HER2 2+ positive / FISH positive
MM-111, paclitaxel and trastuzumab-containing regimen
Based on the currently approved therapies for gastric cancer, most patients are tested for their HER2 status before defining a treatment path. There are two different ways to test HER2 status – one called uses an approach called immunohistochemistry (IHC) and the other uses something called fluorescence in situ hybridization (FISH). In the IHC test, you are given a ranking of HER2 1+, 2+ or 3+. In the FISH test, you are either positive or negative.

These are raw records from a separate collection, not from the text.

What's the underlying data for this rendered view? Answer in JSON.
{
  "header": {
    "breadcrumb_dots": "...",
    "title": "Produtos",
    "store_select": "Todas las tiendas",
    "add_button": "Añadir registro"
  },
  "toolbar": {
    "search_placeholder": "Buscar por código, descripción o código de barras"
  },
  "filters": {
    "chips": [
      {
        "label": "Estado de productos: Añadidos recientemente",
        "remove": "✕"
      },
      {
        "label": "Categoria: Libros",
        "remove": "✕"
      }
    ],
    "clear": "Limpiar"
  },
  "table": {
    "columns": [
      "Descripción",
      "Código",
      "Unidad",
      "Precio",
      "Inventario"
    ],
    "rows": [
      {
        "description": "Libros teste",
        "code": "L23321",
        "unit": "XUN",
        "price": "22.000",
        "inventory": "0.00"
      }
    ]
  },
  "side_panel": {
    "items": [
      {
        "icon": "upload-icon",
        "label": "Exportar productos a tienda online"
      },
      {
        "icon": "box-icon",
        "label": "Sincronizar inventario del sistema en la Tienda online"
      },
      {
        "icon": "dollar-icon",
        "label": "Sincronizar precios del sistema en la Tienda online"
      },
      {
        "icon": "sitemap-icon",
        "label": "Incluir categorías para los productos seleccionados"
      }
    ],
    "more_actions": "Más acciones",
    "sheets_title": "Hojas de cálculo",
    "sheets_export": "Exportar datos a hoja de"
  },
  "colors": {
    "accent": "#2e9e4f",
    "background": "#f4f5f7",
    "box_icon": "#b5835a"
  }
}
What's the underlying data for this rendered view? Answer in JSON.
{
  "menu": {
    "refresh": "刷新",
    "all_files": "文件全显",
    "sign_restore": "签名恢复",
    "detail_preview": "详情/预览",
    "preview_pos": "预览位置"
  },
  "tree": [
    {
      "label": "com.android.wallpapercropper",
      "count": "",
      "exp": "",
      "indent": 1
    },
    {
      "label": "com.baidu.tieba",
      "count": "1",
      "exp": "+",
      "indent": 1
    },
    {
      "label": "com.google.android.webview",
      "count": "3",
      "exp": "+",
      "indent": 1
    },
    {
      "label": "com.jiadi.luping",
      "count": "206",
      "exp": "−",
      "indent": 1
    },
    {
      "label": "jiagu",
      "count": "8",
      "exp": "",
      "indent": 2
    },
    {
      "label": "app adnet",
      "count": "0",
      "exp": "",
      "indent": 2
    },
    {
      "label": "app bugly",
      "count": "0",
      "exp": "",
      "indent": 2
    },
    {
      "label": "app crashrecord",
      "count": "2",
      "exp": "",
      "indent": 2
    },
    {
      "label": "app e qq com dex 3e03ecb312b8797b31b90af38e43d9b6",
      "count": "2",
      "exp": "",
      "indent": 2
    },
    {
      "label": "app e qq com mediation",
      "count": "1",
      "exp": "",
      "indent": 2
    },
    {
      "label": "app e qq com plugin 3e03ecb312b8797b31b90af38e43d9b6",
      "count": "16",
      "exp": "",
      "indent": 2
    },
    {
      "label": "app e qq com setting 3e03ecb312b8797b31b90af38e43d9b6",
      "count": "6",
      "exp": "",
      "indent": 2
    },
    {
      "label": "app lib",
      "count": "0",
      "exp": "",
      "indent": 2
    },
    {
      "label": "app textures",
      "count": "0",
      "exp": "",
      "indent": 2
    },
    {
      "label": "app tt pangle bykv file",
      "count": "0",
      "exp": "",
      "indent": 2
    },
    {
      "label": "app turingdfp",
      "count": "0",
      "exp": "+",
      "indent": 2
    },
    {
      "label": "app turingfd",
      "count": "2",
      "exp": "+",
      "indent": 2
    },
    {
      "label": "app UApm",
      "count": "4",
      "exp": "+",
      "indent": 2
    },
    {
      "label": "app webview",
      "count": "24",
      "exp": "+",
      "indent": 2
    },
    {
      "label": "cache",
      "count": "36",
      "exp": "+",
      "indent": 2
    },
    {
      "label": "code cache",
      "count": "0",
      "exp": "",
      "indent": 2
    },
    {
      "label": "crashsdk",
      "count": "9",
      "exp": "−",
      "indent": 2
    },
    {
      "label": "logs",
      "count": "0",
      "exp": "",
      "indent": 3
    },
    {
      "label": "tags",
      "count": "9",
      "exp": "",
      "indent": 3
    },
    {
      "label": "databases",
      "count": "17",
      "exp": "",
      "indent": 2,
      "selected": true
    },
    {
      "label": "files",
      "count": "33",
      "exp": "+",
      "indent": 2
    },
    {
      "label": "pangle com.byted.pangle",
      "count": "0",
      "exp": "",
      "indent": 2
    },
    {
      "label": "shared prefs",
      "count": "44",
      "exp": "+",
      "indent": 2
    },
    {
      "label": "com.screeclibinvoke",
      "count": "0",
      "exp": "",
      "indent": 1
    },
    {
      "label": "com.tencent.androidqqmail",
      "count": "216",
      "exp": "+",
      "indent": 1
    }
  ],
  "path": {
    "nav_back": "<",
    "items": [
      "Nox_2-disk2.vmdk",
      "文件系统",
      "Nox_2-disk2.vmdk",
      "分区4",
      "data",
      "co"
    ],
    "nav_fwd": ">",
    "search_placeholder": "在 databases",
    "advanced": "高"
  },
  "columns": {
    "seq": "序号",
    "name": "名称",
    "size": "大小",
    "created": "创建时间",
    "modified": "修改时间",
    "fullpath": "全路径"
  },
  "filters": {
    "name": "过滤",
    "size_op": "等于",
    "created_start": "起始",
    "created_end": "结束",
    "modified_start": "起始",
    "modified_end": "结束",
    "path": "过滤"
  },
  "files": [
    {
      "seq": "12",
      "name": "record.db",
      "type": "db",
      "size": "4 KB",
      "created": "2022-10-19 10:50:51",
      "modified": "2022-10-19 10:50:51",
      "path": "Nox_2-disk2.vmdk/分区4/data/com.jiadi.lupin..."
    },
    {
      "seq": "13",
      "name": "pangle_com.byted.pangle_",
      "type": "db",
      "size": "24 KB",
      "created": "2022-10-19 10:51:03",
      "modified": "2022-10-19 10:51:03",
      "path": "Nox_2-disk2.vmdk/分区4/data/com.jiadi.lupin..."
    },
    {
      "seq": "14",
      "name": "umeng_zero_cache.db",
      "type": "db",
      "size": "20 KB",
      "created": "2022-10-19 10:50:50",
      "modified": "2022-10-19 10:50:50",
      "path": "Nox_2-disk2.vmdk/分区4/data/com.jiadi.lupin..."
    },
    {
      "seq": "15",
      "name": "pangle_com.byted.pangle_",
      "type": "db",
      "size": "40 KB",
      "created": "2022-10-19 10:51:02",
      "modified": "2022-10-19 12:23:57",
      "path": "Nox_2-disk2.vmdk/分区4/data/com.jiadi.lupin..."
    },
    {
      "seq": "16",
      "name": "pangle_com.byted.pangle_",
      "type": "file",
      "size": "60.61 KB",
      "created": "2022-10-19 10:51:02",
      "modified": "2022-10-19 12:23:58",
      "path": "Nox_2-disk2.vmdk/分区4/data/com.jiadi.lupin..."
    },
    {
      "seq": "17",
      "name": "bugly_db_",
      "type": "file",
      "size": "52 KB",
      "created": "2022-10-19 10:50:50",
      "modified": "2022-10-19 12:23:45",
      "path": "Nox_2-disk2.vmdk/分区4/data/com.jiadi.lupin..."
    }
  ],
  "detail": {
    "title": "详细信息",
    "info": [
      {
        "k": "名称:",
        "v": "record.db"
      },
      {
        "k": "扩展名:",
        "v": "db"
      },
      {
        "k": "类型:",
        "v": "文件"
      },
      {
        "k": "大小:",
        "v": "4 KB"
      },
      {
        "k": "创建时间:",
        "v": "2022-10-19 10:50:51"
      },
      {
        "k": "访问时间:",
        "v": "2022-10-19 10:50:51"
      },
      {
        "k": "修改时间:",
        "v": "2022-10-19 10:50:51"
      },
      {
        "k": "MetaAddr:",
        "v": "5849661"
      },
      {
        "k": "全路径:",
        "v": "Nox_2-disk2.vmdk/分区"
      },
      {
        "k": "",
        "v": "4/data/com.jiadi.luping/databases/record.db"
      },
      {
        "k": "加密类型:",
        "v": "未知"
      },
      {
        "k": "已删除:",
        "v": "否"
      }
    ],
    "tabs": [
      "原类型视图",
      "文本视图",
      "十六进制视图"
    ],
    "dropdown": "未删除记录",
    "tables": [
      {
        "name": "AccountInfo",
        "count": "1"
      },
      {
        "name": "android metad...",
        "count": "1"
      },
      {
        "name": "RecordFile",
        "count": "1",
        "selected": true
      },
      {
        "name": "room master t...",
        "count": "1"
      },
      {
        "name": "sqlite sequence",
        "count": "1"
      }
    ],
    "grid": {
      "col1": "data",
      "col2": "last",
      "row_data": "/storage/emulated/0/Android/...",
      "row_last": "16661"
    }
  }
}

Patients who have what is considered very high levels of HER2 receptors (HER2 2+ or HER2 3+) and who also test positive on the FISH test, are often given treatment with one of the traditional HER2-targeted therapies such as trastuzumab. However, even in very high HER2-overexpressing tumors, HER3 has recently emerged as a key driver in cancer cell growth. Heregulin and betacellulin-induced signaling of HER3 activates pathways promoting the development, growth and progression of cancer. Compensatory activation of HER3 is believed to be a central mechanism by which cancer cells acquire resistance to targeted therapies as well as many chemotherapies (Schoeberl et al., 2010).
MM-111 is a bispecific antibody fusion protein that binds with both specificity and avidity to HER2 and HER3-expressing tumor cells. The HER3 arm, the therapeutic arm, is designed to block ligand-induced signaling while the HER2 arm is used for initial cell targeting and docking (McDonagh et al., 2012).
Taxanes are a class of chemotherapeutics commonly used to treat gastric cancer. They function by inhibiting the ability of rapidly proliferating cells to properly divide, causing stress and ultimately cell death. Despite this mechanism, cancer cells have the potential to adapt to overcome the toxic effect of taxanes and MM-111 may prevent this resistance. MM-111 is being tested clinically in combination with paclitaxel and trastuzumab in HER2-overexpressing gastric cancers.
The intent with this treatment is to deliver a cytotoxic agent (paclitaxel) while simultaneously inhibiting the addicted HER2-signaling (with trastuzumab) and adaptive HER3-signaling (with MM-111) pathways. Merrimack is performing the trial to find out whether, by using this combinatorial approach, HER2 signaling is effectively inhibited rendering the cell more susceptible to the toxic effects of paclitaxel and driving cancer cell death.
To attempt to correctly identify those patients likely to respond to regimens containing MM-111, Merrimack has created a diagnostic strategy to quantitatively determine the amount of HER2, HER3 and HRG present at an individual’s tumor cells. This ability, coupled with an understanding of how the levels of these proteins affect MM-111 function, provide an opportunity that may enable us to identify individual patients having a tumor composition likely to respond to treatment containing MM-111.